Though naturally, due to its cost and what people believe to be a basic crowd, SoulCycle is looked down on as a cult of overly cheery, entitled, annoying people. Beyond the NYU art students there is a world of people who are quick to make fun of my never-ending love affair with SoulCycle, shutting down any positive reasons for why one would go. These include:

SoulCycle is overpriced

Yes, a class is $34 dollars. That is not cheap whatsoever and for many it is completely unaffordable. I can’t say I can afford to go to SoulCycle more than once a week, though upon making it a priority in my life I received many gift cards for special occasions from friends and family.

Additionally, take a look at your expenses — I’m not saying a little indulgence is a bad thing, but if you tend to be a student who blows through their money on cigarettes, alcohol or weed, you may very well be spending more than $34 dollars on non-necessities. And probably one single SoulCycle class would push you to eliminate just a little bit of the wasteful shit we can’t help but pour into our bodies.

All they play is shitty pop music


If you want classic rock, dubstep, techno/house, throwbacks, pop, rap, country, alternative indie-manbun-only-drink-black-coffee-music there is an instructor for you and you can check their playlists out online before class. And even better there are instructors who will blend every genre into a 100 percent vegan smoothie of badass music for you. Sorry to get all organic on you there, but talking juice is just something that comes with being a part of the soul crew.

And about pop music… if you can’t get any joy out of hearing Justin Bieber’s What Do You Mean, do you even have a soul?

SoulCycle is the epitome of basic

As an art student, I’m going to take a moment to explain that there is no such thing as basic. Basic is just a term for anything that the general population likes. Doing something “normal” will not make you less creative, less cool or less liked.

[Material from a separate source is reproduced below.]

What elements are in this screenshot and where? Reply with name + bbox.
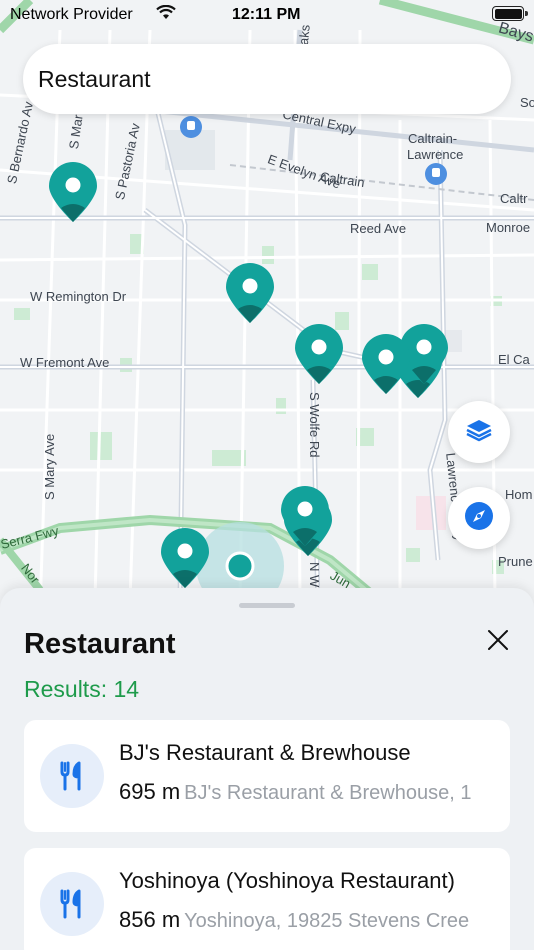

As an avid SoulCycler and Starbucks drinker I can tell you that doing basic things has not once hindered my ability to be the weird, successful, creative painter I am today. Creativity is internal and cannot be purchased. If you believe you need to avoid basic things to believe you are interesting, you probably will never succeed.

You are only going to be happy once you start doing what YOU want (which is probably something a SoulCycle instructor once told me).